Even as early-stage investments in the burgeoning startup ecosystem in India have been witnessing traction despite the ‘funding winter’ and macroeconomic uncertainty, exits may be challenging in this space in the years to come.
“Many startups have raised capital in the past year at what is being viewed in 2022 as high valuations. There was definitely FOMO [fear of missing out] in the minds of investors in 2021,” Anup Jain, managing partner at Orios Venture Partners said in an interview last week on the sidelines of DealStreetAsia’s Asia PE VC Summit 2022.
Funding across pre-seed and seed deals in India increased 90% to touch $596 million across 351 deals in Jan-July 2022, compared with $313 million across 215 deals in the same period last year, according to proprietary data compiled by DealStreetAsia.
“In 2021, there was also a lot of dry powder due to larger funds and more new funds being raised as tech startups became extremely sought after as an asset class. So, there was pressure on deployment, in the case of several funds. But the actual test lies now in 2022,” said Jain.
“It is important to see how these startups scale up with the capital raised over the past few months and achieve strong unit economics. Many fund managers may find themselves holding out for longer on investments they made at rich valuations. The next 12 months will also see a separation of quality in terms of investments from one fund manager to another,” he added.
Orios Venture Partners focuses on investments in the Indian technology sector and its portfolio companies include Country Delight, a direct-to-consumer (D2C) food essentials brand, Battery Smart, a battery-swapping network for electric vehicles, and travel portal Ixigo.

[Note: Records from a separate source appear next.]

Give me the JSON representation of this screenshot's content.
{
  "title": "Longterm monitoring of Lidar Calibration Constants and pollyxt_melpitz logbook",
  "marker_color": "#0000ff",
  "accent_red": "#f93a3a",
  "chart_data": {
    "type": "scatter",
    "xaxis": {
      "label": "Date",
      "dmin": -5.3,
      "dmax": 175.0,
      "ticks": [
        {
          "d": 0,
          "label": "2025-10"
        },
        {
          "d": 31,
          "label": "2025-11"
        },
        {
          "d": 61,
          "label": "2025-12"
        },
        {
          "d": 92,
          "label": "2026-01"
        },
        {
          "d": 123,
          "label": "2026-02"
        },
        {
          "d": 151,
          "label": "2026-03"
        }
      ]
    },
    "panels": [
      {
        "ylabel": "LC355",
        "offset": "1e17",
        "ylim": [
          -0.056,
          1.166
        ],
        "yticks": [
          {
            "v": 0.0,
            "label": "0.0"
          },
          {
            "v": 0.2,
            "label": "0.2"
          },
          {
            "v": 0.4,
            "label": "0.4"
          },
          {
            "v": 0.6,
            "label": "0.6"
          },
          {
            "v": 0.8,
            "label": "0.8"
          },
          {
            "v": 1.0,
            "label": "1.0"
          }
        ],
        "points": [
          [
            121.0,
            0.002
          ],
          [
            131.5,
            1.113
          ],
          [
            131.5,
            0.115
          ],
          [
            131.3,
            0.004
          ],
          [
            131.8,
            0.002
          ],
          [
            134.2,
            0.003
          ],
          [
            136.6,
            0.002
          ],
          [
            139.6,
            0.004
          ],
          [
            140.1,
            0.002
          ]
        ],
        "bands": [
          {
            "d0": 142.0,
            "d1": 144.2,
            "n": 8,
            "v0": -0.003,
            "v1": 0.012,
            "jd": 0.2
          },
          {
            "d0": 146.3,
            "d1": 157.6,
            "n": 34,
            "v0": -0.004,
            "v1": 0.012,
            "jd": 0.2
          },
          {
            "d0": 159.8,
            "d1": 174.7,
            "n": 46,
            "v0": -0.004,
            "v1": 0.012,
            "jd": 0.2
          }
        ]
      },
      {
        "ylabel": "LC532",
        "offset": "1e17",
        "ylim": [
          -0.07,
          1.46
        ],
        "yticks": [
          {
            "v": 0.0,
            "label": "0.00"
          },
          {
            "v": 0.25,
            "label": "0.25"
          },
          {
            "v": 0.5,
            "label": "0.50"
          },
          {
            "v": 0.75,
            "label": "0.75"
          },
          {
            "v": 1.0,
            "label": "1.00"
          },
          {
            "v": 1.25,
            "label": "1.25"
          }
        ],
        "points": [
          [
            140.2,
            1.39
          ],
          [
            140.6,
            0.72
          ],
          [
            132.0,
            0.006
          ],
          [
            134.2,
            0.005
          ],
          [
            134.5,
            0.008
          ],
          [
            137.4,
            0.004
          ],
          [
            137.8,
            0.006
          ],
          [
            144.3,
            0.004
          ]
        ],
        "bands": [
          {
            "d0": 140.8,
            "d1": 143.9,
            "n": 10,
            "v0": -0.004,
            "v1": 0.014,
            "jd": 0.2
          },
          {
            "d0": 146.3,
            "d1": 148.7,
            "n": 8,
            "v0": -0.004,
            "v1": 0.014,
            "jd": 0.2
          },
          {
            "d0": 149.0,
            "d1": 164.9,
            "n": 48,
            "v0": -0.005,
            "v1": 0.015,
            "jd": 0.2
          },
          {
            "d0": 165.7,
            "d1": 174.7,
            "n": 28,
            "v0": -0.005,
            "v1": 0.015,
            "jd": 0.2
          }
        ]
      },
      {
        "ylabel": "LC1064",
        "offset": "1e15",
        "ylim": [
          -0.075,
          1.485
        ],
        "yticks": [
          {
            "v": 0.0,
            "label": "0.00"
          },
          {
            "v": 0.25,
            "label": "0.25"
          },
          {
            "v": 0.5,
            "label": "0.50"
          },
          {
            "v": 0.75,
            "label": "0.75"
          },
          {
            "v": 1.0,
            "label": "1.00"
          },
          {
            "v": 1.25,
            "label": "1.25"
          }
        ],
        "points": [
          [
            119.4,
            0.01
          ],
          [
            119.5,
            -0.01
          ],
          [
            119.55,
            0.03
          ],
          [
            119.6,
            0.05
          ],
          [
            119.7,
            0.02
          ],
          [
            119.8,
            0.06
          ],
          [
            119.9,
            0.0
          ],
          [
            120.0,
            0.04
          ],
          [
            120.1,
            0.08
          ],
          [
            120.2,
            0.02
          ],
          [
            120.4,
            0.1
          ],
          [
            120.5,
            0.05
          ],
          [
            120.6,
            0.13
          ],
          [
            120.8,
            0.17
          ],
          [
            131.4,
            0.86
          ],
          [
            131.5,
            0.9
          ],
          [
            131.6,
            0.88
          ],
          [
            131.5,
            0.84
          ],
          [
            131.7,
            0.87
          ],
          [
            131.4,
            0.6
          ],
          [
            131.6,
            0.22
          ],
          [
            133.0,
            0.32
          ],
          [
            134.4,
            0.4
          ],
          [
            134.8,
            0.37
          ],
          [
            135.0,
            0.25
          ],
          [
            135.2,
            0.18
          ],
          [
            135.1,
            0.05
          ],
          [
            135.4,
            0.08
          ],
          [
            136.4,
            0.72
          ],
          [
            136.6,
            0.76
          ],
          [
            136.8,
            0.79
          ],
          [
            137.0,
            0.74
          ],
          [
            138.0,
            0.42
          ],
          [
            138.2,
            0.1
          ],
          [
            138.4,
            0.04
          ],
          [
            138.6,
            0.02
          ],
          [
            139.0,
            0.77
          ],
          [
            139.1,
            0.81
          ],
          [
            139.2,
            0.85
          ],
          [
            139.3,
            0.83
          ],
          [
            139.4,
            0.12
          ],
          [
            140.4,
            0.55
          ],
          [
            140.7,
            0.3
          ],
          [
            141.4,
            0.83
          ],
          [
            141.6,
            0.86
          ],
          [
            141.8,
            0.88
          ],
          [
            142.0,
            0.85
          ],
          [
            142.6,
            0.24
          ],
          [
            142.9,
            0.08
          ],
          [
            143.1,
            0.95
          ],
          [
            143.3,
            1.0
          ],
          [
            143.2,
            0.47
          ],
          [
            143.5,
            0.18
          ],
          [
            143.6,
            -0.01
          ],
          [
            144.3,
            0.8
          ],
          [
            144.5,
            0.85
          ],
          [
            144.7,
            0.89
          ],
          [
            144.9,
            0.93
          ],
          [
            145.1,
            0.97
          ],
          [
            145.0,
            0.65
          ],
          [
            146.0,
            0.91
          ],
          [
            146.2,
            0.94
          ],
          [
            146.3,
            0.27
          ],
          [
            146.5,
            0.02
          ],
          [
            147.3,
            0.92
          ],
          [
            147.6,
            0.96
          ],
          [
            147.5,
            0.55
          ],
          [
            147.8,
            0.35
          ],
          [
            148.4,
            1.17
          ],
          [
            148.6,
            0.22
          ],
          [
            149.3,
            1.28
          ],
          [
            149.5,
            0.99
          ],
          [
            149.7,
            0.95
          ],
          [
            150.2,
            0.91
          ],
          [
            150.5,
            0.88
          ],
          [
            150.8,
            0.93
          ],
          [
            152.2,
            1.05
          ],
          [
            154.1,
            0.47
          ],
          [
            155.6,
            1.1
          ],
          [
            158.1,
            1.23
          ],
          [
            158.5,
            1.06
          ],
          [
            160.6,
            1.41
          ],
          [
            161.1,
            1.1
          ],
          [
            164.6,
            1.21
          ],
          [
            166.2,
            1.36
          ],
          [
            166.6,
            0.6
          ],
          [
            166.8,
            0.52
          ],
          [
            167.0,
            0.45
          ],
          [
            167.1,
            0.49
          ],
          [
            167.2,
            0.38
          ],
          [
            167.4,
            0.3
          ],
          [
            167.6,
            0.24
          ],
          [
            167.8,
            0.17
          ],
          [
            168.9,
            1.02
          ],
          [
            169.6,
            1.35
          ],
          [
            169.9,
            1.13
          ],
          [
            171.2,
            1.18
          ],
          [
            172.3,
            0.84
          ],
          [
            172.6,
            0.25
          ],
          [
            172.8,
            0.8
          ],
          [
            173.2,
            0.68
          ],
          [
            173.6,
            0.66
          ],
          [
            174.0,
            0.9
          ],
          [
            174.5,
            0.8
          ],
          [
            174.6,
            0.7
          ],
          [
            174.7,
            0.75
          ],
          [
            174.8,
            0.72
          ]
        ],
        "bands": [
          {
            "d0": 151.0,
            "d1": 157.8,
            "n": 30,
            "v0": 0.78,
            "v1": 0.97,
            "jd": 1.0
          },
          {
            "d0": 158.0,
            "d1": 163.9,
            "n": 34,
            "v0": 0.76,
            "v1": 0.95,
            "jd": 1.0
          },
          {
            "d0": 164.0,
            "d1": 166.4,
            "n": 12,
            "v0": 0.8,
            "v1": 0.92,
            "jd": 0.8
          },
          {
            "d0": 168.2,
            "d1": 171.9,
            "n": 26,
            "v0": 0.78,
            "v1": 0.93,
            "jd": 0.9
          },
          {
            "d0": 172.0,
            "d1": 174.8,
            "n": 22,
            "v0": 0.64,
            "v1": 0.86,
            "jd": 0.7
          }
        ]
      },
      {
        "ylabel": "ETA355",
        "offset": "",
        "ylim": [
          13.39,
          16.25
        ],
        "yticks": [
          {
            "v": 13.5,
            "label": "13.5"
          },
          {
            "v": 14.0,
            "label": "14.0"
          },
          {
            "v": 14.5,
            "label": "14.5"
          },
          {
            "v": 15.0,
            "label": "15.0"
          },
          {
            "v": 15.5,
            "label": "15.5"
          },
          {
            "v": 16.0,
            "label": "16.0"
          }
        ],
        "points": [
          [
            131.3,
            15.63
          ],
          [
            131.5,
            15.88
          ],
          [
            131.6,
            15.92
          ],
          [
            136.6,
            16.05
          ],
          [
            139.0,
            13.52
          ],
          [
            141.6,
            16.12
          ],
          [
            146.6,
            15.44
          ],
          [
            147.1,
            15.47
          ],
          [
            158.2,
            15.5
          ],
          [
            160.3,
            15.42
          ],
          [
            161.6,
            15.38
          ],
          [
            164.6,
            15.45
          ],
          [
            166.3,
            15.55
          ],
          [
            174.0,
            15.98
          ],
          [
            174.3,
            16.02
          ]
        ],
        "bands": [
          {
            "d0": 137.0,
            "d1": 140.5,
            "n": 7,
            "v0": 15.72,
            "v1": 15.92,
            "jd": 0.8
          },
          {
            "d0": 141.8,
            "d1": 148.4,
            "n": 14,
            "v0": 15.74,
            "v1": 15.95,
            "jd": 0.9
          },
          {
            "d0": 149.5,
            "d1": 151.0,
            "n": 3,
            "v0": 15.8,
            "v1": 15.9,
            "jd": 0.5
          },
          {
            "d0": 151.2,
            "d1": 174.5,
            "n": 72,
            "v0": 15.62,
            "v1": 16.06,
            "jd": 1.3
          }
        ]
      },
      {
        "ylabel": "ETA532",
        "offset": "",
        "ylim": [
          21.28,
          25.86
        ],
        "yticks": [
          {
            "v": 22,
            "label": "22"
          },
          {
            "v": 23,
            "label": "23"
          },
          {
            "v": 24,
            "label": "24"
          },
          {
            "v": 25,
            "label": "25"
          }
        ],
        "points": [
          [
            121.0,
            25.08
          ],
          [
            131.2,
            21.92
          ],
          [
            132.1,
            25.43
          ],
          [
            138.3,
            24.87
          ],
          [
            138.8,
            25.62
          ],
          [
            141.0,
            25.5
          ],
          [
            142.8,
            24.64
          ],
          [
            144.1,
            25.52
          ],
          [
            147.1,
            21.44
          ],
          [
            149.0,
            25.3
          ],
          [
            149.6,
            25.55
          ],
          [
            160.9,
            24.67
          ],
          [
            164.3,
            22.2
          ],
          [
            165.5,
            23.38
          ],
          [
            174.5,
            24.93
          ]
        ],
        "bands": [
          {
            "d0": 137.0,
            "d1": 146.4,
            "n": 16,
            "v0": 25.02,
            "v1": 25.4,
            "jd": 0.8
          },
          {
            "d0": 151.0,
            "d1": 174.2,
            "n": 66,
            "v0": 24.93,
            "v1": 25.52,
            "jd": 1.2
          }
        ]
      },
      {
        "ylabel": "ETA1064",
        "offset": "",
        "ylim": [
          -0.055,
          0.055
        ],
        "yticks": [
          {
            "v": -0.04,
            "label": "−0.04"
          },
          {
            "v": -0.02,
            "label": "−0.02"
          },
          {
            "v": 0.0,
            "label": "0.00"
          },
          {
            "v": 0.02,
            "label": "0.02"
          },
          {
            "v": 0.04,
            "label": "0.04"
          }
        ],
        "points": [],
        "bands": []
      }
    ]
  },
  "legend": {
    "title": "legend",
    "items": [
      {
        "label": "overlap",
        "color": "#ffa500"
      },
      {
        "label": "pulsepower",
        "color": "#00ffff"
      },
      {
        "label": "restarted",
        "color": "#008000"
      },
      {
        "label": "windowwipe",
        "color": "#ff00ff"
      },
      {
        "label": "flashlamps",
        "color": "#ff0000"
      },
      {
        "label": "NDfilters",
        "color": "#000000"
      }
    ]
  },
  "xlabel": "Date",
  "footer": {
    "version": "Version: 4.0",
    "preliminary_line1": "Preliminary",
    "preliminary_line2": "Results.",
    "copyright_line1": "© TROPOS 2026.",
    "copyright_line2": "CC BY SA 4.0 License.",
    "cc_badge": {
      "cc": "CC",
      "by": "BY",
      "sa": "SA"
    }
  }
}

In early-stage deals, investors can exit portfolio companies by selling their stakes to other investors as and when startups scale. Typically, they keep a 3-5 year horizon, while in growth-stage deals, exits happen by way of trade sale, public listing, recapitalisation and secondary sale as and when a startup reaches a significant scale.
“Between last year and this, valuations have come down significantly – it could be anywhere in the range of 25-30% in early-stage transactions,” said Jain.
Asked if startups are comfortable raising funding at reduced valuations, Jain said: “If a company has not grown over last year, it certainly cannot expect a higher valuation. If it has done marginally better than last year, it should be prudent to take money at last round’s valuation. We may see more funding at same round valuations or even down-rounds in the coming months.”
He also highlighted how most layoffs have happened in some of the late-stage startups as they have been guarding cash. As some are finding it difficult to raise funding, mergers and acquisitions (M&As) are also catching pace. “Going forward, we may see consolidation picking pace in the grocery delivery, B2B commerce, lending and healthcare segments.”